After he left the Grill, he stopped in front of Happy Endings bookstore. He was looking over new titles in the window when Fancy Skinner got out of her car at the curb. He saw that Fancy had dyed a streak in her blond hair to match her 1982 pink Cadillac, and was wearing an angora sweater of the same hue.
"How you doin?" she called, waving to him.
"Terrific. How's your new shop?"
"Couldn't be better. My Mister Coffee busted this mornin' and I'm goin' in th' Grill for a coffee to go. By th' way, that bozo of yours up at your nursin' home...."
"Ah, which one is that?"
"Buck Leeper. Came in for a haircut, ordered me around like a slave. When he told me to give 'im his change, I told 'im to bend over. You oughtn't to let him run loose."

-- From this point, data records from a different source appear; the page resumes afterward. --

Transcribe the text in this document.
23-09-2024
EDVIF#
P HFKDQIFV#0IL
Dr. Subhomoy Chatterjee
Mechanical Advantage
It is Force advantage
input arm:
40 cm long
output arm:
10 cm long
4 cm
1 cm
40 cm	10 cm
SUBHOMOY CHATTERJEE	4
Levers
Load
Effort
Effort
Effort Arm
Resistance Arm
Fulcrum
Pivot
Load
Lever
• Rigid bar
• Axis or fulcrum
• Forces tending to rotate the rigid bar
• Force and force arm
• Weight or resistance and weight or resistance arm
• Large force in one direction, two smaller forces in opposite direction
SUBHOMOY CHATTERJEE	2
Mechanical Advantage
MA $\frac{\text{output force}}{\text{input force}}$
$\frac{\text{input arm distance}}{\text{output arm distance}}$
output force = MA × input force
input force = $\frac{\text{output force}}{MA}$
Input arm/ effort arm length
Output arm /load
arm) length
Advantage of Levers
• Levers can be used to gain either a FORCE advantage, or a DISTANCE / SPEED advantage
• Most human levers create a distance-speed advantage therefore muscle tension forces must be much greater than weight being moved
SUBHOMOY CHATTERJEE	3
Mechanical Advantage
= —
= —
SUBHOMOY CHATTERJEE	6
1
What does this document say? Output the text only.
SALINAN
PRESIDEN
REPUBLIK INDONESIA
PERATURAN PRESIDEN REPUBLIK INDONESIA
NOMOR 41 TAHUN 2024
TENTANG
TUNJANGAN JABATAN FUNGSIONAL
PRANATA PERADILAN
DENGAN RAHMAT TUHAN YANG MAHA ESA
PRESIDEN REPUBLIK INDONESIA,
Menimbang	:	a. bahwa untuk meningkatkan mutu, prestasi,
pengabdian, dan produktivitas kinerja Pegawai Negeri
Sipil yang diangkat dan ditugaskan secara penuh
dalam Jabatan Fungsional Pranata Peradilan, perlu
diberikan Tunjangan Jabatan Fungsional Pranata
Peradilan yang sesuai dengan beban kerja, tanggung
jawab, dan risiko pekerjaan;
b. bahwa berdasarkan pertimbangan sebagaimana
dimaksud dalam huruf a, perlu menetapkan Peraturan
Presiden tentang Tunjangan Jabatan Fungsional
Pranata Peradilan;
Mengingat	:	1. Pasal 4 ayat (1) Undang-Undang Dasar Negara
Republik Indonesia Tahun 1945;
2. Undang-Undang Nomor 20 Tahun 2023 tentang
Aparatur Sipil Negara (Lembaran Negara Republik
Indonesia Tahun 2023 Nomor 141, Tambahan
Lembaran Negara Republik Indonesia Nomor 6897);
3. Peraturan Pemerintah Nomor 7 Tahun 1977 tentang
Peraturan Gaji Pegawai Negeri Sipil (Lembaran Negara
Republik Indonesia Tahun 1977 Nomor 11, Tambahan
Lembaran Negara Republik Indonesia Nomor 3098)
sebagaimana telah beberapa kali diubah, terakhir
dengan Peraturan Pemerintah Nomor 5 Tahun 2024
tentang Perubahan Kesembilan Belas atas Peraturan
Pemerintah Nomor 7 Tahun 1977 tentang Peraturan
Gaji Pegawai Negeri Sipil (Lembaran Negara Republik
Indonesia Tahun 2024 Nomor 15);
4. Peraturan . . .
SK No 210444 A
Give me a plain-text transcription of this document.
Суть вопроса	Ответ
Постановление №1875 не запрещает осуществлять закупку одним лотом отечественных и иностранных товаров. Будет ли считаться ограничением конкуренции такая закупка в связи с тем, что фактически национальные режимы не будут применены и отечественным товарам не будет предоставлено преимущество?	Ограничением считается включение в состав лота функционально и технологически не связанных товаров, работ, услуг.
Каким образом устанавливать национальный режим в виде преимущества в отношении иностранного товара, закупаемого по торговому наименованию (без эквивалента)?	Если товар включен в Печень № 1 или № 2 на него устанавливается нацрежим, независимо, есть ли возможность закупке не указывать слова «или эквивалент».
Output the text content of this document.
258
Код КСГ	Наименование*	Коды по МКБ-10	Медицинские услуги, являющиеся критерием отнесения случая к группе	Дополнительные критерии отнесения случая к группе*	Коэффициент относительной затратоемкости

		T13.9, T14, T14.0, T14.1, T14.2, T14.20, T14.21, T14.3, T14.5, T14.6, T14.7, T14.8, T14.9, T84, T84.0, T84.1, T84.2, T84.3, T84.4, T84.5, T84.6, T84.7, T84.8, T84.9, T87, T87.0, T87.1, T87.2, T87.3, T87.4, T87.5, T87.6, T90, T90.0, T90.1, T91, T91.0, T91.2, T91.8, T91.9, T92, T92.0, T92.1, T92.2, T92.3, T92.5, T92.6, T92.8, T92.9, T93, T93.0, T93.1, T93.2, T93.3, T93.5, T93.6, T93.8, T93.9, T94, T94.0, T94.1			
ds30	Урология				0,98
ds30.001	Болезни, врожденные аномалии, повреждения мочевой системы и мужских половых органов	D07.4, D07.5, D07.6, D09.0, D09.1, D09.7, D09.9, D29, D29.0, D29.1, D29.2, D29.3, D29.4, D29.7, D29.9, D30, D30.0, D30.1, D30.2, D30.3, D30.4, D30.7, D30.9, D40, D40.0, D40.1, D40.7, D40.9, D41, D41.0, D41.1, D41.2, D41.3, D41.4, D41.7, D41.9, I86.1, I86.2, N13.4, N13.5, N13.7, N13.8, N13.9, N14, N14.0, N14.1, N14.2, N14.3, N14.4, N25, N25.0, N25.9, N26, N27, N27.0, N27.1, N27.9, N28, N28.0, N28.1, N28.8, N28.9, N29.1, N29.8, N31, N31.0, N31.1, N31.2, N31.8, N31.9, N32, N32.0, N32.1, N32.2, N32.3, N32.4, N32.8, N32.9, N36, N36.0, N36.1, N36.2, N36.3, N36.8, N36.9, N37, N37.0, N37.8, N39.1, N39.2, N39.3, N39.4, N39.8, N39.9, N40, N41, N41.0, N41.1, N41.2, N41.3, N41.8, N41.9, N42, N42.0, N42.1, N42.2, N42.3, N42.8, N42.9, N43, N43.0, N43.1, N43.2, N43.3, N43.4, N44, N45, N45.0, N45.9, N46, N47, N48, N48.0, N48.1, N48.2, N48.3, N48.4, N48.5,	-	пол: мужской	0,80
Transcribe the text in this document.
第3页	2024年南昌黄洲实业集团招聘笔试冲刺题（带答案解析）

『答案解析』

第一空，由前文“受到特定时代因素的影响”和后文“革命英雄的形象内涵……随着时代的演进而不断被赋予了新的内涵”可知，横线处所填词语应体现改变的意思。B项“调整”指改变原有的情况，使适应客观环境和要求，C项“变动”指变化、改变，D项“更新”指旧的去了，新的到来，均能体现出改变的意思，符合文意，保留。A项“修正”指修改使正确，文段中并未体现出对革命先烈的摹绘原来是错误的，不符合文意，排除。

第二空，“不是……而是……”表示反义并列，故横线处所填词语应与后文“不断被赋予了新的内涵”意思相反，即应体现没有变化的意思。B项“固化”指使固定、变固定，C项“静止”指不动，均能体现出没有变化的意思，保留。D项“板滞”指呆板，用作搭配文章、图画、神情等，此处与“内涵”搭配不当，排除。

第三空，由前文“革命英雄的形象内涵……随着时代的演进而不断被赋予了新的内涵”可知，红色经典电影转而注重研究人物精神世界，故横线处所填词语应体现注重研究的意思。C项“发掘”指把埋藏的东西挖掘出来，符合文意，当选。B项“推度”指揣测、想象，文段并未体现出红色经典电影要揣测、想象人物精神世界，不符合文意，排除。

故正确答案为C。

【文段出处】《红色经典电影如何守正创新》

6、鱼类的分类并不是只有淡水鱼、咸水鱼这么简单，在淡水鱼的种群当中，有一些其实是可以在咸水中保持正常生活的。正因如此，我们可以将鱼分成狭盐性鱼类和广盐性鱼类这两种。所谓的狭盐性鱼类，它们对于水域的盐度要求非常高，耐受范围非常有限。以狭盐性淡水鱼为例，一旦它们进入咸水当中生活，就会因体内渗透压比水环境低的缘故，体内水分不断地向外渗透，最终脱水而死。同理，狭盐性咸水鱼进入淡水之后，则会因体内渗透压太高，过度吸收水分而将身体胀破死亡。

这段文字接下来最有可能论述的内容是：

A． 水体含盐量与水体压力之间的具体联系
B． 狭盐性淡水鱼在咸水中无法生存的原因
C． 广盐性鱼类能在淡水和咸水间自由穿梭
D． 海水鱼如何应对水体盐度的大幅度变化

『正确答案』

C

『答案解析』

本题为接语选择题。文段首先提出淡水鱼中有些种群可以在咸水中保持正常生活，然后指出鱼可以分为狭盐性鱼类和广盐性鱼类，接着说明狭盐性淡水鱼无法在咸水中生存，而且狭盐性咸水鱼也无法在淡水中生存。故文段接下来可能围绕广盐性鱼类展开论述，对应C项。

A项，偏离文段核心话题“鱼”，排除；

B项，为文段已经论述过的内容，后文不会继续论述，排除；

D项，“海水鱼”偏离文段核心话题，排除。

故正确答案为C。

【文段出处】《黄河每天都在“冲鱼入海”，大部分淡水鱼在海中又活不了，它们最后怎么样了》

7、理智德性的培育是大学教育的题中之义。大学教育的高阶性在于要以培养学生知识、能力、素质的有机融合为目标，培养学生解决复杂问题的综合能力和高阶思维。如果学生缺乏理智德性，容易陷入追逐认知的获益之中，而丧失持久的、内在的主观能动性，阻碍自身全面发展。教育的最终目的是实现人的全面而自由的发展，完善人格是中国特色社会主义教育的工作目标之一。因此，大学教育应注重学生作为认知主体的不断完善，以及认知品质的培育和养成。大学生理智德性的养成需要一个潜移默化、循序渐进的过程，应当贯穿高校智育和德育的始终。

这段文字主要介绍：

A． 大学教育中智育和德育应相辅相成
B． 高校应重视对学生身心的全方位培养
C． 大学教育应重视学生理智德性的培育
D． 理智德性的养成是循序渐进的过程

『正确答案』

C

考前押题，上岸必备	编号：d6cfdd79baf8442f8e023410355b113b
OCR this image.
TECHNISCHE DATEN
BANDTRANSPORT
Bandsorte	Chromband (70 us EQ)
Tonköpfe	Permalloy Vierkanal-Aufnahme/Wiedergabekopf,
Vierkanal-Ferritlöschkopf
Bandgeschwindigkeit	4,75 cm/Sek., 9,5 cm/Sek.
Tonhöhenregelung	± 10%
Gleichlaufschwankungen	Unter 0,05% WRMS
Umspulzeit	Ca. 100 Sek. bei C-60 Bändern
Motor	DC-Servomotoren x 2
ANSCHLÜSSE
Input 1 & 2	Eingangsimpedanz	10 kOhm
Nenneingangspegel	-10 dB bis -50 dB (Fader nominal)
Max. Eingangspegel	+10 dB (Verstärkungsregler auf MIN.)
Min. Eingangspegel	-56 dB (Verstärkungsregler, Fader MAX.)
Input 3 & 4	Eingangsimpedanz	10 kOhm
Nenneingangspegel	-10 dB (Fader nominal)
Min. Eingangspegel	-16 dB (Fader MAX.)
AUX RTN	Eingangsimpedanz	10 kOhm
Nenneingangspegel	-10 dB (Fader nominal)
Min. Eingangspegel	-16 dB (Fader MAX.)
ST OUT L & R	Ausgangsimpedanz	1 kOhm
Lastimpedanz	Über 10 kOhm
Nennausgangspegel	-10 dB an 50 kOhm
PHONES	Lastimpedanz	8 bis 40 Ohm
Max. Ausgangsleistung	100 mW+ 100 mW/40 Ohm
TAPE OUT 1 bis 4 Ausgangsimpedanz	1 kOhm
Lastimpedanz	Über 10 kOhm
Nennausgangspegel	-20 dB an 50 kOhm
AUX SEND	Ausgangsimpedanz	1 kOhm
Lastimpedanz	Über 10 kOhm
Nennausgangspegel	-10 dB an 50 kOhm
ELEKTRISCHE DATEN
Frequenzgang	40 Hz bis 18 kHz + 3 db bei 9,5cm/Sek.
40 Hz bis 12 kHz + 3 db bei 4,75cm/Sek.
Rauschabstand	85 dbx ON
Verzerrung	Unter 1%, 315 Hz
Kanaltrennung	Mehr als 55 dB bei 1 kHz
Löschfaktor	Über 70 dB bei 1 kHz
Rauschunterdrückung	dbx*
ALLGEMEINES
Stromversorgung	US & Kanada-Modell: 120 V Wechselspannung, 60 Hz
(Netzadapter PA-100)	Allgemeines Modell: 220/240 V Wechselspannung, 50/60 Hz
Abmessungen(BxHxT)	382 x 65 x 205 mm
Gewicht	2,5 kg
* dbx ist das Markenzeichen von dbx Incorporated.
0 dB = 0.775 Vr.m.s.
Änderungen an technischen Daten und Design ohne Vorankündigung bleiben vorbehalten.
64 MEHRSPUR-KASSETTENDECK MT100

"Well." What else could he say?
"You ought let me take a little off your sides. That's kind of a chipmunk look you got there."
"Right."
So now Buck Leeper was his bozo, doing up his nursing home, and he was the one responsible for letting him run loose.
Dearest Cynthia,
Sometimes, if only for a moment, I forget you're away, and am startled to find your bedroom lamp isn't burning, and all the windows are dark. I must always remind myself that you're
coming home soon.
I hope your work is going well and that you're able to do it with a light heart. I've never been to New York, and I'm convinced that my opinion of it is a foolish and rustic one. Surely much humor and warmth exist there, and I'll restrain myself from reminding you to hold on to your purse, be careful where you walk, and pray before you get into a taxicab.
I've mulched your perennial beds, and done some pruning in the hedge. I think we'll both find it easier to pop through.
To the news at hand:
On Saturday, Miss Pattie packed a train case with Snickers bars and ajar of Pond's cold cream and ran away from home. She got as far as the town monument before Rodney found her and brought her home in a police car. It appears that riding in a police car was the greatest event of her recent life, and Rodney has promised to come and take her again. Good fellow, Rodney.
I have at last heard Dooley sing in the school chorus, and must tell you he is absolutely splendid. Cold chills ran down my right leg, which is the surest way I have of knowing when something is dead right. Our youth choir, by the way, will have a stunning program ready for your return at Christmas.
Barnabas pulled the leash from my hand yesterday afternoon, and raced into your yard. He sniffed about eternally, before going up your steps and lying down on the stoop. I can only surmise that he misses you greatly, as does yours truly,
Timothy...
The Sunday of the Village Advent Walk was bright with sun, yet bitterly cold. He was glad to put on the camel topcoat Puny had brushed and hung on the closet door. He had let it hang there for more than two weeks, eagerly waiting for the weather to turn cold. Winters had become so mild, he had scarcely had it on his back in recent years. Let the hard winter come! he thought, whistling the morning anthem.
At four o'clock, the villagers poured into Lords Chapel, teeth chattering, to stand expectantly in the pews as the choir processed along the aisle. "O Zion, that bringest good tidings, get thee up to the heights and sing!" Rays of afternoon light poured through the stained glass windows, drenching the sanctuary with splashes of color. It was enough, he thought, if no word were spoken or hymn sung.